Local councillor for the area Jordan Rowse made a passionate plea for the committee to refuse the application, stating it was the first time he felt it necessary to bring an application from his division before a planning committee, which "speaks volumes".
He said: "Firstly, I need to point out the elephant in the room. Less than two weeks ago we sat in the main council chamber and almost unanimously supported a motion that committed this council to supporting our Cornish farmers and agricultural sector. Yet here we are, less than two weeks on, finding ourselves considering an application to put a minimum of 50 properties on a farmers field. Grade 3A agricultural land which, as it even says in your report, is the best and most versatile agricultural land and the loss of it does weigh against approval. Once it's lost, it's lost forever. Do we really want to rip up the last farmed field in St Austell for the sake of 50 properties?
"In Cornwall Council's Site Allocation Development Plan Document, this land in question has not been identified as a potential for development. In fact, quite the opposite, this land has been protected. It has specifically been identified as a ‘green buffer zone’, a clear boundary within the town specifically included to protect a sensitive or critical area."
Cllr Rowse added: "Within Cornwall Council's Local Plan, it states that St Austell will need to provide around 2,900 dwellings by 2030. St Austell has been saturated with housing growth for the last 20/30 years, and in doing so St Austell now represents Cornwall's largest town. Since 2010, 1,903 properties have been built, and around 1,200 are either under construction or have been granted planning permission. Way over 3,000 in total, but circa 4,000 in the last 23 years.

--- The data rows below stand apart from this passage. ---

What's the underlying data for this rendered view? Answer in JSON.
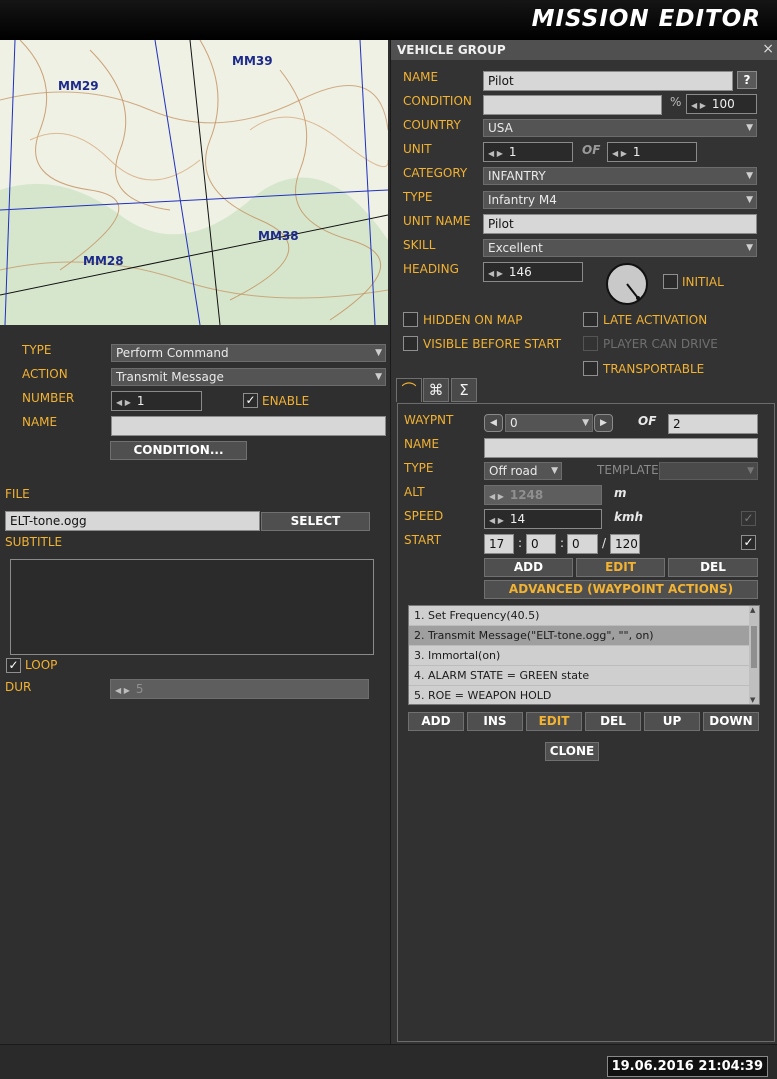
{
  "app": {
    "title": "MISSION EDITOR"
  },
  "map": {
    "labels": [
      "MM39",
      "MM29",
      "MM38",
      "MM28"
    ]
  },
  "trigger": {
    "type_label": "TYPE",
    "type_value": "Perform Command",
    "action_label": "ACTION",
    "action_value": "Transmit Message",
    "number_label": "NUMBER",
    "number_value": "1",
    "enable_label": "ENABLE",
    "enable_checked": true,
    "name_label": "NAME",
    "name_value": "",
    "condition_button": "CONDITION...",
    "file_label": "FILE",
    "file_value": "ELT-tone.ogg",
    "select_button": "SELECT",
    "subtitle_label": "SUBTITLE",
    "subtitle_value": "",
    "loop_label": "LOOP",
    "loop_checked": true,
    "dur_label": "DUR",
    "dur_value": "5"
  },
  "vehicle_group": {
    "panel_title": "VEHICLE GROUP",
    "close_icon": "×",
    "help_icon": "?",
    "name_label": "NAME",
    "name_value": "Pilot",
    "condition_label": "CONDITION",
    "condition_value": "",
    "percent_sign": "%",
    "percent_value": "100",
    "country_label": "COUNTRY",
    "country_value": "USA",
    "unit_label": "UNIT",
    "unit_value": "1",
    "of_label": "OF",
    "unit_of_value": "1",
    "category_label": "CATEGORY",
    "category_value": "INFANTRY",
    "type_label": "TYPE",
    "type_value": "Infantry M4",
    "unit_name_label": "UNIT NAME",
    "unit_name_value": "Pilot",
    "skill_label": "SKILL",
    "skill_value": "Excellent",
    "heading_label": "HEADING",
    "heading_value": "146",
    "initial_label": "INITIAL",
    "hidden_on_map_label": "HIDDEN ON MAP",
    "late_activation_label": "LATE ACTIVATION",
    "visible_before_start_label": "VISIBLE BEFORE START",
    "player_can_drive_label": "PLAYER CAN DRIVE",
    "transportable_label": "TRANSPORTABLE"
  },
  "tabs": [
    {
      "icon": "route-icon",
      "glyph": "⌒"
    },
    {
      "icon": "command-icon",
      "glyph": "⌘"
    },
    {
      "icon": "sigma-icon",
      "glyph": "Σ"
    }
  ],
  "waypoint": {
    "waypnt_label": "WAYPNT",
    "waypnt_value": "0",
    "of_label": "OF",
    "waypnt_of_value": "2",
    "name_label": "NAME",
    "name_value": "",
    "type_label": "TYPE",
    "type_value": "Off road",
    "template_label": "TEMPLATE",
    "template_value": "",
    "alt_label": "ALT",
    "alt_value": "1248",
    "alt_unit": "m",
    "speed_label": "SPEED",
    "speed_value": "14",
    "speed_unit": "kmh",
    "start_label": "START",
    "start_h": "17",
    "start_m": "0",
    "start_s": "0",
    "start_d": "120",
    "colon": ":",
    "slash": "/",
    "add_button": "ADD",
    "edit_button": "EDIT",
    "del_button": "DEL",
    "advanced_button": "ADVANCED (WAYPOINT ACTIONS)",
    "actions": [
      "1. Set Frequency(40.5)",
      "2. Transmit Message(\"ELT-tone.ogg\", \"\", on)",
      "3. Immortal(on)",
      "4. ALARM STATE = GREEN state",
      "5. ROE = WEAPON HOLD"
    ],
    "selected_action": 1,
    "list_buttons": {
      "add": "ADD",
      "ins": "INS",
      "edit": "EDIT",
      "del": "DEL",
      "up": "UP",
      "down": "DOWN"
    },
    "clone_button": "CLONE"
  },
  "status": {
    "datetime": "19.06.2016 21:04:39"
  },
  "colors": {
    "accent": "#f2b232",
    "panel": "#333333",
    "background": "#2f2f2f"
  }
}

The equivalent of a small town.
"That means that, because of the concentration of development at such a rate, we have passed enough planning consents for properties in St Austell to meet our 2,900 Local Plan allocation, eight years earlier than we needed to. That means that any application that is granted planning permission in St Austell now is technically surplus to requirements.

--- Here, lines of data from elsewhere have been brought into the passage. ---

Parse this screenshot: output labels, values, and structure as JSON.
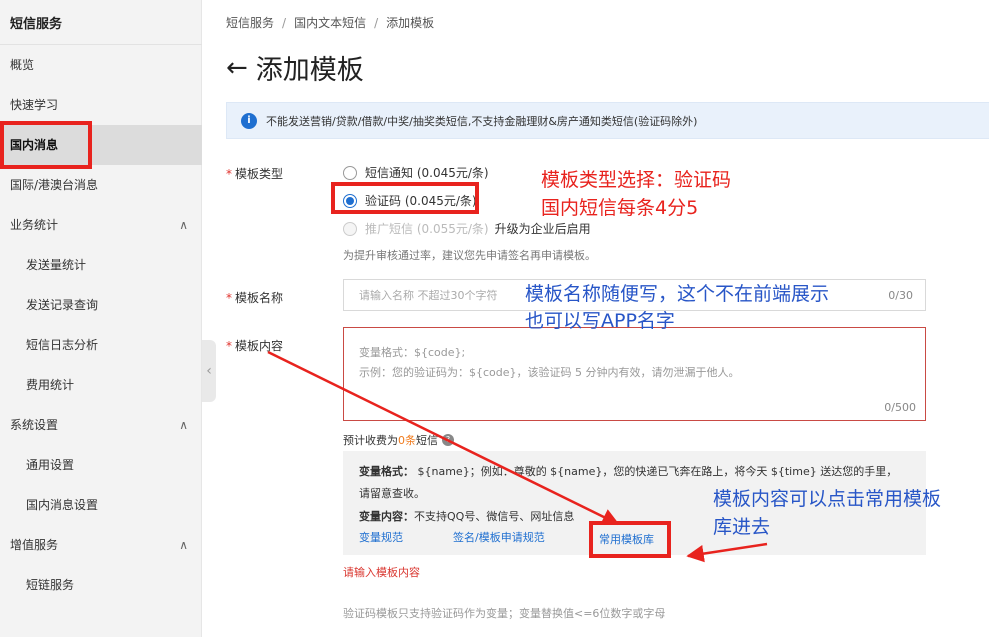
{
  "sidebar": {
    "title": "短信服务",
    "items": [
      {
        "label": "概览"
      },
      {
        "label": "快速学习"
      },
      {
        "label": "国内消息"
      },
      {
        "label": "国际/港澳台消息"
      },
      {
        "label": "业务统计"
      },
      {
        "label": "发送量统计"
      },
      {
        "label": "发送记录查询"
      },
      {
        "label": "短信日志分析"
      },
      {
        "label": "费用统计"
      },
      {
        "label": "系统设置"
      },
      {
        "label": "通用设置"
      },
      {
        "label": "国内消息设置"
      },
      {
        "label": "增值服务"
      },
      {
        "label": "短链服务"
      }
    ],
    "caret": "∧"
  },
  "breadcrumb": [
    "短信服务",
    "国内文本短信",
    "添加模板"
  ],
  "page_title": "添加模板",
  "notice": "不能发送营销/贷款/借款/中奖/抽奖类短信,不支持金融理财&房产通知类短信(验证码除外)",
  "form": {
    "type_label": "模板类型",
    "type_options": {
      "notify": "短信通知 (0.045元/条)",
      "verify": "验证码 (0.045元/条)",
      "promo": "推广短信 (0.055元/条)",
      "promo_note": "升级为企业后启用"
    },
    "type_hint": "为提升审核通过率，建议您先申请签名再申请模板。",
    "name_label": "模板名称",
    "name_placeholder": "请输入名称 不超过30个字符",
    "name_counter": "0/30",
    "content_label": "模板内容",
    "content_placeholder_1": "变量格式：${code};",
    "content_placeholder_2": "示例：您的验证码为：${code}，该验证码 5 分钟内有效，请勿泄漏于他人。",
    "content_counter": "0/500",
    "fee_prefix": "预计收费为",
    "fee_count": "0条",
    "fee_suffix": "短信",
    "var_format_label": "变量格式：",
    "var_format_text": "${name}；例如：尊敬的 ${name}，您的快递已飞奔在路上，将今天 ${time} 送达您的手里，",
    "var_format_text2": "请留意查收。",
    "var_content_label": "变量内容：",
    "var_content_text": "不支持QQ号、微信号、网址信息",
    "link_var_rules": "变量规范",
    "link_sign_rules": "签名/模板申请规范",
    "link_common_templates": "常用模板库",
    "error": "请输入模板内容",
    "footnote": "验证码模板只支持验证码作为变量；变量替换值<=6位数字或字母"
  },
  "annotations": {
    "type_note_1": "模板类型选择：验证码",
    "type_note_2": "国内短信每条4分5",
    "name_note_1": "模板名称随便写，这个不在前端展示",
    "name_note_2": "也可以写APP名字",
    "content_note_1": "模板内容可以点击常用模板",
    "content_note_2": "库进去"
  },
  "colors": {
    "annotation_red": "#e8231e",
    "annotation_blue": "#2856c7",
    "primary": "#1f6fd0",
    "fee_highlight": "#f07b1d"
  }
}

"And, just to add, this is just in the town of St Austell, this doesn't include the huge developments at Higher Trewhiddle, the eco-town [at Carclaze] or the huge development at Holmbush all within a mile of the town. Not only this, but in recent months we have just received a planning statement to develop the old council offices on Penwinnick Road in St Austell, with up to a further 180 homes for the town.

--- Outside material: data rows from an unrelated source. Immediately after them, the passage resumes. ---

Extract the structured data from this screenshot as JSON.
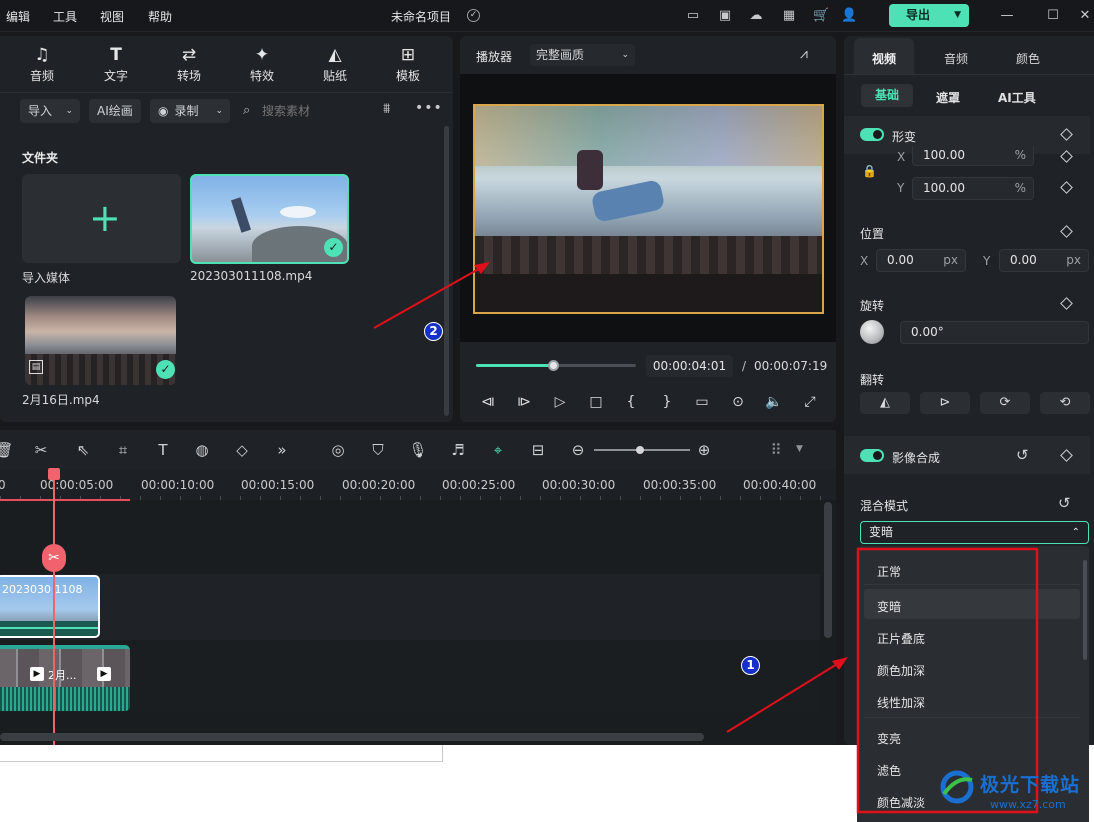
{
  "menu": [
    "编辑",
    "工具",
    "视图",
    "帮助"
  ],
  "project_title": "未命名项目",
  "export_label": "导出",
  "toolbar": [
    "音频",
    "文字",
    "转场",
    "特效",
    "贴纸",
    "模板"
  ],
  "filter_bar": {
    "import": "导入",
    "ai_paint": "AI绘画",
    "record": "录制",
    "search_placeholder": "搜索素材"
  },
  "media": {
    "folder_title": "文件夹",
    "import_label": "导入媒体",
    "clip1_name": "202303011108.mp4",
    "clip2_name": "2月16日.mp4"
  },
  "player": {
    "label": "播放器",
    "quality": "完整画质",
    "current_time": "00:00:04:01",
    "separator": "/",
    "total_time": "00:00:07:19",
    "progress": 0.48
  },
  "timeline": {
    "ticks": [
      "00:00:05:00",
      "00:00:10:00",
      "00:00:15:00",
      "00:00:20:00",
      "00:00:25:00",
      "00:00:30:00",
      "00:00:35:00",
      "00:00:40:00"
    ],
    "clip_video_label": "2023030 1108",
    "clip_audio_label": "2月..."
  },
  "right_panel": {
    "tabs": [
      "视频",
      "音频",
      "颜色"
    ],
    "subtabs": [
      "基础",
      "遮罩",
      "AI工具"
    ],
    "transform": "形变",
    "scale_x_label": "X",
    "scale_x": "100.00",
    "scale_y_label": "Y",
    "scale_y": "100.00",
    "percent": "%",
    "position": "位置",
    "pos_x_label": "X",
    "pos_x": "0.00",
    "pos_y_label": "Y",
    "pos_y": "0.00",
    "px": "px",
    "rotate": "旋转",
    "rotate_value": "0.00°",
    "flip": "翻转",
    "compositing": "影像合成",
    "blend_mode": "混合模式",
    "blend_value": "变暗"
  },
  "dropdown": [
    "正常",
    "变暗",
    "正片叠底",
    "颜色加深",
    "线性加深",
    "变亮",
    "滤色",
    "颜色减淡"
  ],
  "annotations": [
    "1",
    "2"
  ],
  "watermark": {
    "title": "极光下载站",
    "url": "www.xz7.com"
  },
  "colors": {
    "accent": "#4fe1b6",
    "annotation_red": "#e0101a",
    "playhead": "#f0626c"
  }
}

"We have been inundated at every angle. And, just to highlight, to date only 23% of the circa 3,000 are affordable homes for local families. At what point do we stop and take breath?"
The meeting also heard that St Austell Town Council opposed the proposal. Cllr Malcolm Brown outlined his council's objections.
He said: "The town council considered this application, probably appropriately, on Halloween. We had large members of the public present and they were universally opposed to the application for a variety of good reasons. They're not NIMBY objections, they are for a range of feelings.
"St Austell Town Council has generally been very supportive of development. We've had to be as we've had more than virtually any other town in Cornwall, but we don't think this is an acceptable site."
Following further discussions about the loss of vital agricultural land and the need for more substantial mining surveys of the land, the central sub-area planning committee voted unanimously to refuse the application on the grounds of loss of versatile land and harm caused to the distinctive character of the area, as well as the loss of a green buffer zone between St Austell town and Carlyon Bay parish.